Enfin, toujours est-il qu'avec du recul, je ne regrette pas cette expérience. Sur le moment, à coup sûr, j'étais énervé contre moi (et la terre entière). En rentrant, j'ai explosé de rire en le racontant à ma mère. Car d'habitude, le latin est plutôt une matière forte. Et là je me suis écroulé. La déconfiture! Et sur le plan expérimental, je trouve ça très interessant de savoir quel "effet" on ressent avec une telle note, surtout en latin, où la concurrence est mise en avant, les copies étant classées. Aujourd'hui, du coup, j'ai moins apprécié le cours, c'est comme si je m'étais mis ''dans la peau d'un autre".

En fin de compte, cette note était interessante. Prions pour que cela ne se reproduise pas pour le concours blanc!

4.11.2005

 

"Un A/R sans lecture s'il vous plaît"

J'avais pris l'habitude, à partir du mois de novembre, d'utiliser chaque moment pour lire, pour me cultiver, pour être moins ignard. Le soir avant de me coucher, à la récréation parfois, sous ma douche...et surtout dans le bus, le matin à l'aller, le soir au retour. Le rituel commençait dès 7h30 en attendant le bus à la station et s'achevait vers 7h47, à l'arrivée au lycée. Mêmes dans les conditions les plus périlleuses, je me faisais un devoir de lire : par exemple debout, compressé par les migrations pendulaires vers 18h00. Chaque trajet que j'effectuais sans avoir lu suffisament était pour moi une perte de temps. Je lisais pour lire.

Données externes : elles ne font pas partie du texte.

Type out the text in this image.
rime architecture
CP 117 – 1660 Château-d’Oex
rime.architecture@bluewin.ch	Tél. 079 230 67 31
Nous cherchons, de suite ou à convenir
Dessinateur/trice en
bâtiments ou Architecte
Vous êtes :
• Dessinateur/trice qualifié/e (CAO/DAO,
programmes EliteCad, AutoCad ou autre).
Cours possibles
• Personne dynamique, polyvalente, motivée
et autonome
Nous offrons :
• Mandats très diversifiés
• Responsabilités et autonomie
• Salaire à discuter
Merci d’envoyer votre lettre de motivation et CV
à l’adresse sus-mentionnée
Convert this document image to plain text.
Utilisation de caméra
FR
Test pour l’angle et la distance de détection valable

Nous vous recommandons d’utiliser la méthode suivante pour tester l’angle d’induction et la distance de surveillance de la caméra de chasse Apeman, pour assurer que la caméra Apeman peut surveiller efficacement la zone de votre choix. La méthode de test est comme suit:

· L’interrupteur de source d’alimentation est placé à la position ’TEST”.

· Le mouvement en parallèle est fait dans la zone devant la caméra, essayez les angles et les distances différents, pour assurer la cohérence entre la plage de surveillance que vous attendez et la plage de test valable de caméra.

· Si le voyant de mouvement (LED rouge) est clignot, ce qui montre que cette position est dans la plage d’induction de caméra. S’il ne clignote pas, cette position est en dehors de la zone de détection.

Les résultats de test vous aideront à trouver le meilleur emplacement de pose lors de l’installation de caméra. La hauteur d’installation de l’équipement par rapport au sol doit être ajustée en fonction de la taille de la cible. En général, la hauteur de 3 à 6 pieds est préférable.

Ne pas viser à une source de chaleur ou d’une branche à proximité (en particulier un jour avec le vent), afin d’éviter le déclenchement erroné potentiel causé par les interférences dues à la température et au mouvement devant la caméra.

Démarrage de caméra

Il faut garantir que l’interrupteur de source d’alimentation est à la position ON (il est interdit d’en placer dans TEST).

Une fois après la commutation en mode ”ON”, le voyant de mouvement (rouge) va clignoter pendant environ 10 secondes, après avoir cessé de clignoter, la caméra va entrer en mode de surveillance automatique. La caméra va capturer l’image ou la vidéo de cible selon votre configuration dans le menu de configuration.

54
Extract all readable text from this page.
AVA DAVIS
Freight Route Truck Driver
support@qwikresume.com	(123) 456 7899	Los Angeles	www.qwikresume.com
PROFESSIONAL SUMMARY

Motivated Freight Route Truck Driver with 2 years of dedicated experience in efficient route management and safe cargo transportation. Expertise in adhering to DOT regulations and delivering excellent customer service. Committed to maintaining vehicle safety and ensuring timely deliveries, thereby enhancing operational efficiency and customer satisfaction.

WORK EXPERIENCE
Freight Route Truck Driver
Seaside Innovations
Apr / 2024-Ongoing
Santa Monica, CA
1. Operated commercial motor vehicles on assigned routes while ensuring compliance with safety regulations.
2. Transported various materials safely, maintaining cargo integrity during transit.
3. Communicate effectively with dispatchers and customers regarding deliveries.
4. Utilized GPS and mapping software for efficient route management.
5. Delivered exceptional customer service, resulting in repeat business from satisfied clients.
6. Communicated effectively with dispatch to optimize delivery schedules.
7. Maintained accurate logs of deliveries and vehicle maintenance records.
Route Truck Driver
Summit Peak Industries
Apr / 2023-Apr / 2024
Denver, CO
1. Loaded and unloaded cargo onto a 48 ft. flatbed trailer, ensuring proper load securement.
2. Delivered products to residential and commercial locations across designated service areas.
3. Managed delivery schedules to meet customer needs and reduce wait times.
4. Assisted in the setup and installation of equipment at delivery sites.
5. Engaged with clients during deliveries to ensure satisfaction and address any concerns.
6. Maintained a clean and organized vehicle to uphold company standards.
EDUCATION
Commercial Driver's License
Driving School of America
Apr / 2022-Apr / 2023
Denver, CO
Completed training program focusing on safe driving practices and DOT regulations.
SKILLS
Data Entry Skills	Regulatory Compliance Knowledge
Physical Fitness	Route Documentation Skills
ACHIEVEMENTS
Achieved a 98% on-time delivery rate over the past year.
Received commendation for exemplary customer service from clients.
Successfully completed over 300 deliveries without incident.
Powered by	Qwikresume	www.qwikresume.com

Ce matin, je ne sais plus exactement à quelle heure, il m'est venu l'idée de me mettre en jachère. Je suis arrivé dans le bus, et miracle, j'ai respiré, j'ai regardé les gens qui m'entouraient sans ce sentiment néfaste de "perte de temps". Je me suis affranchi. Je pensais lire auparavant pour mon plaisir, mais mon plaisir, ce fut de ne pas ouvrir de bouquin. En revenant aussi. Je regardai les visages des autres voyageurs. D'ailleurs, on découvre des choses passionantes : une dame, pendant toute une station, n'a pas réussi crier assez fort pour se faire entendre du conducteur, et est restée avec la main bloquée dans la porte, sans pouvoir bouger. J'étais mort de rire.

Oui, mais quel rapport avec l'hypokhâgne? En fait, avec ces lectures subsidiaires, je me rends compte que je me mettais dans un état d'esprit tel que j'étais en hypokhâgne même quand je n'étais plus en cours : je voulais en apprendre le plus possible, le plus vite possible, combler ma déficience culturelle, faire de l'(agri)culture extensive en somme. Avidité de l'intellect. Ferme ton livre et ouvre les yeux, tu en apprendras autant.
Je ne dis pas que je ne vais plus lire, ça non. Mais la lecture complémentaire doit se détacher de l'Hk, il faut marquer la frontière et ne pas vivre en cours en permanence. Ce renversement de vision nécessite un changement intérieur d'état d'esprit, chose à laquelle je vais consacrer tout mon être.

4.10.2005

 

Il arrive...(J - 6)

Sa couleur est celle des nuages . C'est le deuxième de l'année, mesdames et messieurs, en exclusivité le voici, le concours blanc.
Il arrive à grands pas ; plus la date butoire approche, plus le temps accélère. Il est terrifiant : il nous assiège pendant une semaine et nous fait endurer des supplices : 5h de lettres, 5h d'histoire, 5h de géo, 5h de philo, 5h de latin, 4h d'allemand, 4h d'anglais. Les révisions sont monstres, et plus que jamais nous devons augmenter notre productivité de travail, quitte à désapronfondir, afin de pouvoir l'affronter. La préparation est rude : nous devons minimiser les loisirs et diviser par deux le nombre de sorties. Chaque partielle de temps est infiniment précieuse. Ce concours est redoutable : de lui peut se jouer en partie notre orientation pour l'année d'après. Il faut donc triompher. Le plus difficile dans tout cela : ne pas désespérer, ménager ses forces, garder son sang-froid. Il n'est pas encore là.